Ansel didn’t meet Sciona’s eyes as he placed the last scone in the basket and folded the cloth over them. “She’s not wrong.”
“What happened?”
“Carseth wasn’t supposed to talk about it.” Ansel lowered his voice. “He—well, you know better than most of us how government jobs can be. Confidentiality and all that.”
“I do.”
“So, you know that if I tell you, you have to promise not to share it with anyone else.”
“On my honor as a mage.”
“Alright.” Ansel leaned a little closer. “After Carseth came back home, he talked about refugees—Kwen folk—coming through the barrier torn up, covered in blood.”
“Torn up?” Sciona repeated.
“I won’t say how he actually put it. Not to a lady.”
“Tell me how he actually put it,” Sciona demanded and then added, “please.”
“Well, Carseth said they had pieces of their limbs missing, skin peeled back from the muscle, muscle peeled back from bone, just…” Ansel shuddered. “The stuff of nightmares. Stuff so horrible you couldn’t make it up if you tried. At first, he thought it was cannibals or wild animals, but after a while, he found out it was something else.”
“What was it?” Sciona already knew, of course. She was just wondering how much a simple man like Ansel had inferred.
“He wouldn’t say.”
“Wouldn’t or couldn’t?”
“I don’t know. I mean, it was all confidential. He really shouldn’t have been telling us about anything he saw at the barrier. He was just in such a state; I don’t think he even remembered the rules.”
“And you think that was why he killed himself?” Sciona whispered softly. “Because of the injuries he saw?”
“No. That wasn’t the thing—or the only thing—that really tormented him.”
“Then why?”
“Just that… I guess if the injured Kwen couldn’t be helped or if the camps were at capacity, guards were ordered to throw them back outside the barrier.”

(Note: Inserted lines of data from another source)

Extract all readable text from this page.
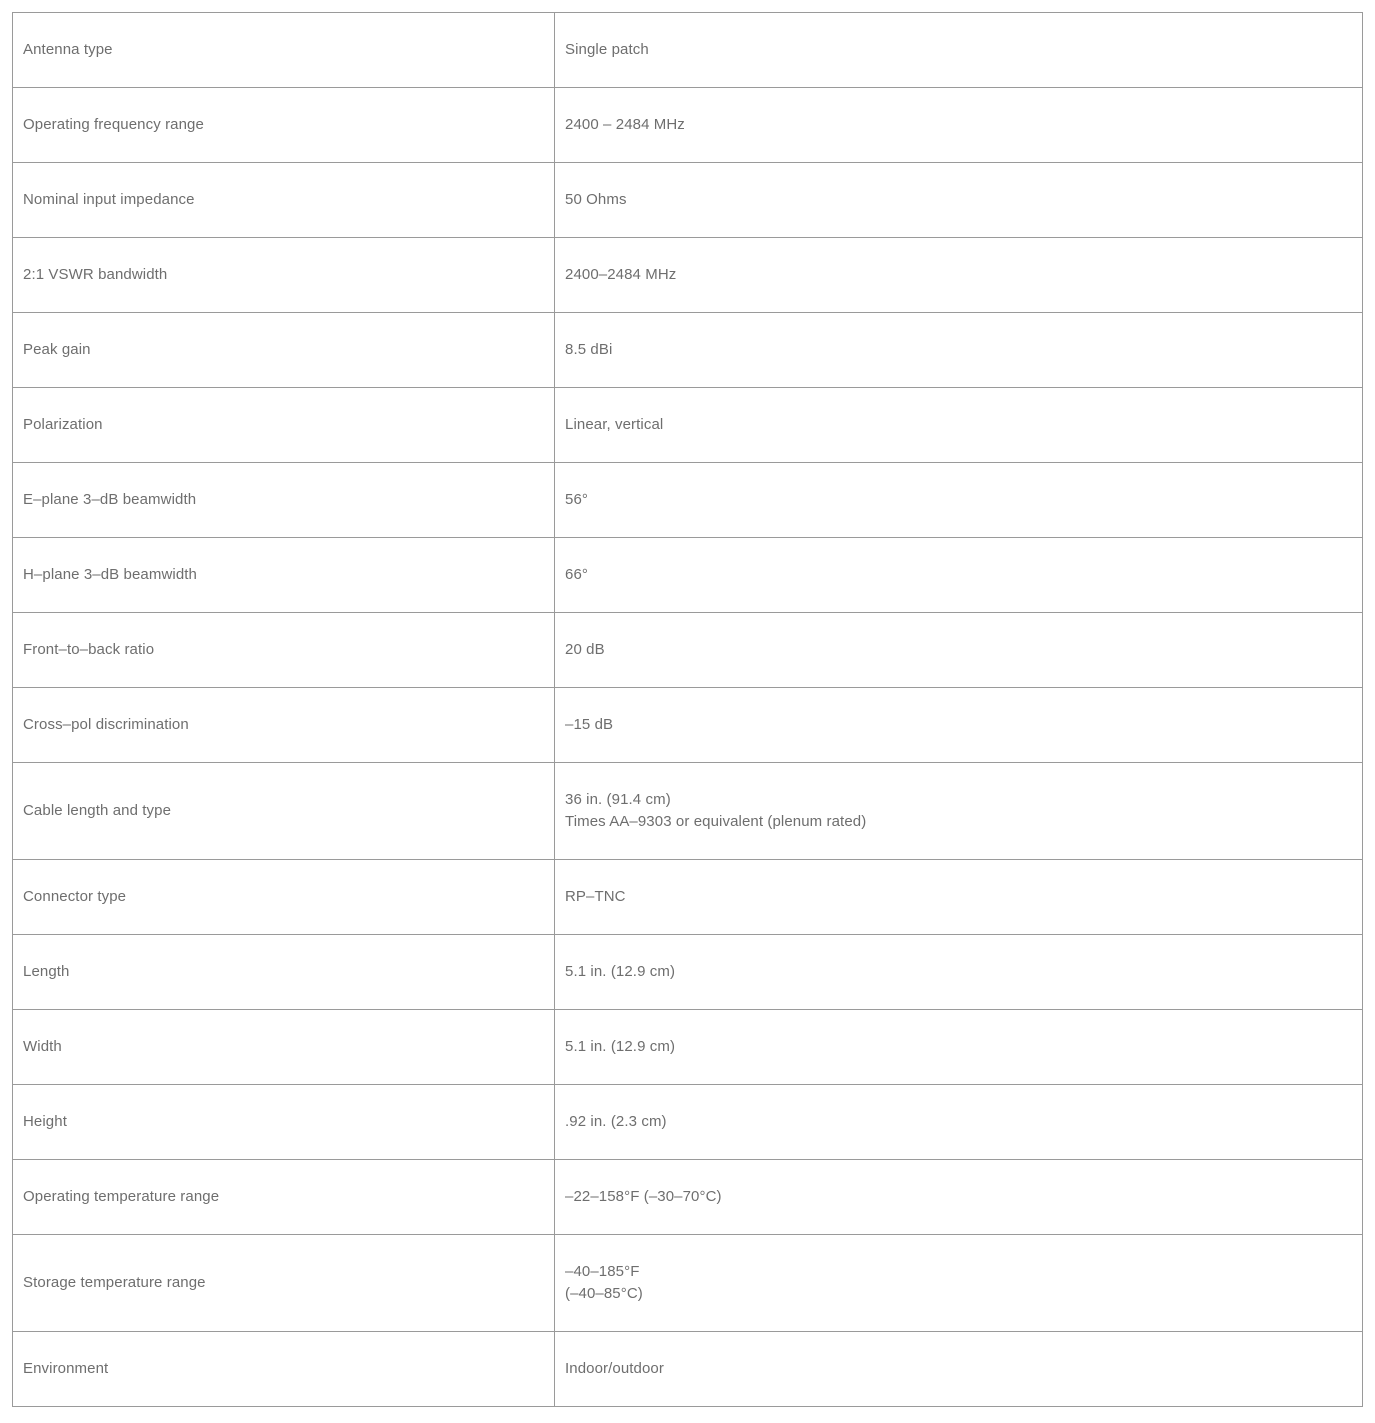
Antenna type	Single patch

Operating frequency range	2400 – 2484 MHz

Nominal input impedance	50 Ohms

2:1 VSWR bandwidth	2400–2484 MHz

Peak gain	8.5 dBi

Polarization	Linear, vertical

E–plane 3–dB beamwidth	56°

H–plane 3–dB beamwidth	66°

Front–to–back ratio	20 dB

Cross–pol discrimination	–15 dB

Cable length and type	36 in. (91.4 cm)
Times AA–9303 or equivalent (plenum rated)

Connector type	RP–TNC

Length	5.1 in. (12.9 cm)

Width	5.1 in. (12.9 cm)

Height	.92 in. (2.3 cm)

Operating temperature range	–22–158°F (–30–70°C)

Storage temperature range	–40–185°F
(–40–85°C)

Environment	Indoor/outdoor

“They what?” Sciona had suspected as much, but hearing it confirmed still made her blood run cold.
“Carseth wouldn’t do it. At least, that’s what he’d say when he woke in a cold sweat, screaming. I won’t do it. I won’t do it… But whatever he did or didn’t do, it seems like he watched other guards throw Kwen back through the barrier. And whatever happened to them then, whatever my brother saw… he couldn’t take it. After a year of us trying to get him back into the rhythm of the bakery and Doctor Mellier trying to help him, he still just…” Ansel shook his head and blinked tears from his eyes. Then he sniffed sharply. “Sorry. God, look at me.” He dabbed at his eyes with his apron, leaving smudges of flour on his cheeks. “Crying like a girl.”

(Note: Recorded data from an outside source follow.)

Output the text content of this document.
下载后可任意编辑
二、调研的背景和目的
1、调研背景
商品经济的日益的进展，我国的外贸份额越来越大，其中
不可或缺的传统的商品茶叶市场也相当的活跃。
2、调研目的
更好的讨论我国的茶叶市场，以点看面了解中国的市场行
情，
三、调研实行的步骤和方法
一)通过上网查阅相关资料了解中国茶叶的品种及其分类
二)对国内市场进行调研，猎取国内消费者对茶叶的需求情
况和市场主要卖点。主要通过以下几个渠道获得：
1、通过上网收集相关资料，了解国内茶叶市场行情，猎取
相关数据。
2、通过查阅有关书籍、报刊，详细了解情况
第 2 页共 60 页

“It’s alright,” Sciona said. “I do it all the time.”
That got a little laugh out of the baker’s son.
“And Ansel, I’m sorry I brought it up.” She wasn’t, of course. She had needed to have this suspicion confirmed. ‘Sorry’ just seemed like the thing to say.
Ansel sniffed. “Miss Sciona, I don’t want you to think my brother was a lunatic or a coward. He—”
“I know he wasn’t,” Sciona said seriously. “He was a good soul, who saw things no good soul could process.”
“You really think so?”
“I do.” Perhaps what Carseth had done—how he had ended it—was the only thing a good person could do faced with the reality of the barrier. Thank God Sciona’s ego superseded her heart. She needed something more than an impotent, bloody end on the cobbles beneath her window. She needed action. But that certainly didn’t make her a better—or stronger—person than Carseth Berald. “He wasn’t weak. He was a good person.”
“You sound so sure,” Ansel said thickly. “How are you so sure?”